What type of match are you shooting? if its a Tac match.....where all you have to do is hit the steel, I just load the ammo with the same lot of bullets and brass. If its an "F" class match, I weigh the cases and the bullets, then throw the powder and weigh the loaded round again. I segregate the loaded rounds by .010 into different groups. I dont measure the volume of the cases. This has worked very well for me in the past.
 
Re: Weighing Cases

It is an "Egg Shoot". First stage is shooting 60mm skeet at 425yds, second stage is shooting eggs at 500yds. All shooting will be from a bench. I've never weighed cases or rounds for any other matches I've shot, but as you can see this will be a challenge and I want every advantage I can get.
 
Re: Weighing Cases

Rather than weigh your cases, sharpen your wind reading skills.
 
Re: Weighing Cases

Weighing cases is a ploy intended to extrapolate case capacities, but unfortunately, the two are not all that directly related.

If you want to compare volumes to find equality between case, then go right to the source and measure their volumes.

I use a drop tube and the powder I'll actually be using for my loads.
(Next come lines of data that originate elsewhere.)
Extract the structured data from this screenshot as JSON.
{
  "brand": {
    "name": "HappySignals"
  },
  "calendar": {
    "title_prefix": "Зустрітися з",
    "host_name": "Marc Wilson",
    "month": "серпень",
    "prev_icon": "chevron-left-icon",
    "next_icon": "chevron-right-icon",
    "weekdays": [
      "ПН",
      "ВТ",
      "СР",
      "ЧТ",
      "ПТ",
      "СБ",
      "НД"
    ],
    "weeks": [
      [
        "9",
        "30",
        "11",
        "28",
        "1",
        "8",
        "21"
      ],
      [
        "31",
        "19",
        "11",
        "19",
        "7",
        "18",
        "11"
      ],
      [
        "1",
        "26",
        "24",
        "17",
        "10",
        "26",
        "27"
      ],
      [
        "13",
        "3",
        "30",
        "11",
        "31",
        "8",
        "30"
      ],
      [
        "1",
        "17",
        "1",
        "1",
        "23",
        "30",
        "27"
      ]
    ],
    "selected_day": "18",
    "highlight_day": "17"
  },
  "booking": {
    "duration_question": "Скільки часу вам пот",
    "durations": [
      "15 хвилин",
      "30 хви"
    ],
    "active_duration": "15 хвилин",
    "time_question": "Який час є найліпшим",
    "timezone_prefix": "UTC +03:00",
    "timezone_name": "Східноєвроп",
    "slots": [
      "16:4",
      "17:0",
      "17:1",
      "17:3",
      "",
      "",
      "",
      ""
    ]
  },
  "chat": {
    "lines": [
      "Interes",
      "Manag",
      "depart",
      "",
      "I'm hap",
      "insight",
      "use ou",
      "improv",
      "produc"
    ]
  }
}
I drop a charge that overfills each primed case, then weigh and compare the resulting filled weights.

This provides a comparison that's made with your components, measured on your equipment, and doesn't rely on secondhand data or maybe/if extrapolations made on the basis of case weights.

Now then, does it help? For practical shooting with a good solid variance-tolerant match load, probably not much. For Benchrest and similar extreme accuracy applications, like yours, it probably all helps, and I'd seriously consider doing it.

Greg
 
Re: Weighing Cases

weighing cases won't squeeze as much accuracy as measuring bearing surface and weighing bullets. This shows up beyond 400 yards.

Don't get me wrong it helps... but as Greg said, the volume is really what you are after.